Displaying Data	This determines where the data of the displayed scatter plot is stored. Only available when Number of Points to Display is not 0.

Algorithm

Kernel density estimation is a nonparametric technique to estimate density of scatter points. The goal of density estimation is to estimate underlying probability density function everywhere, including where no data are observed, from the existing scatter points. A kernel function is created with the datum at its center – this ensures that the kernel is symmetric about the datum. Kernel density estimation smooths the contribution of data points to give overall picture of the density of data points.

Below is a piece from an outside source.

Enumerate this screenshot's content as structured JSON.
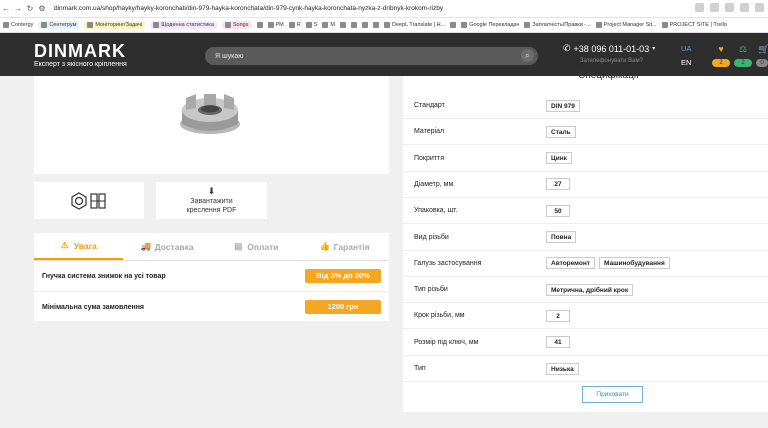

Density Calculation Method

Specify a method to calculate the kernel density for defined xy grids.

Exact Estimation

Density values are calculated based on the equation below

$f(x,y,\text{vX},\text{vY},w_x,w_y) = \frac{1}{n} \sum_{i=1}^{n} \frac{1}{ 2\pi w_x w_y } \exp \left(-\frac{(x-\text{vX}_i)^2}{2w_x ^2} - \frac{(y-\text{vY}_i)^2}{2w_y^2} \right)$

where n is the number of elements in vector vX or vY, $\text{vX}_i$ is ith element in vector vX and $\text{vY}_i$ is ith element in vector vY. $w_x$ and $w_y$ is the optimal bandwidths values.

Binned Approximate Estimation

Speed up the density calculation by an approximation to the exact estimation of 2D kernel density.

First 2D binning is performed on the (x, y) points to obtain a matrix with the bin counts. Then 2D Fast Fourier Transform is utilized to perform discrete convolutions for calculating density values of each grid.

4th root of density values is calculated to map the density scale to the color scale

Bandwidth Methods

Bivariate Kernel Density Estimator

Calculate bandwidth based on linear diffusion process.

Rule of Thumb

The estimation of wx and wy simply can be calculated by:

$w_x = \frac{\sigma_x}{2n^{1/6}}$

$w_y = \frac{\sigma_y}{2n^{1/6}}$

where n is the size of vector vX or vY, $\sigma_x$ is the sample standard variation for dataset vX, and $\sigma_y$ for dataset vY accordingly.

Interpolate Density Points

Specify the calculation method to decide which points to superimpose on the density image.

If the option is selected, kernel density of points are calculated by the interpolation on the density matrix for defined XY grids. If number of source data is very large, selecting the option can greatly improve the speed.

If the option is not selected, the density values will be calculated by the Exact Estimation method.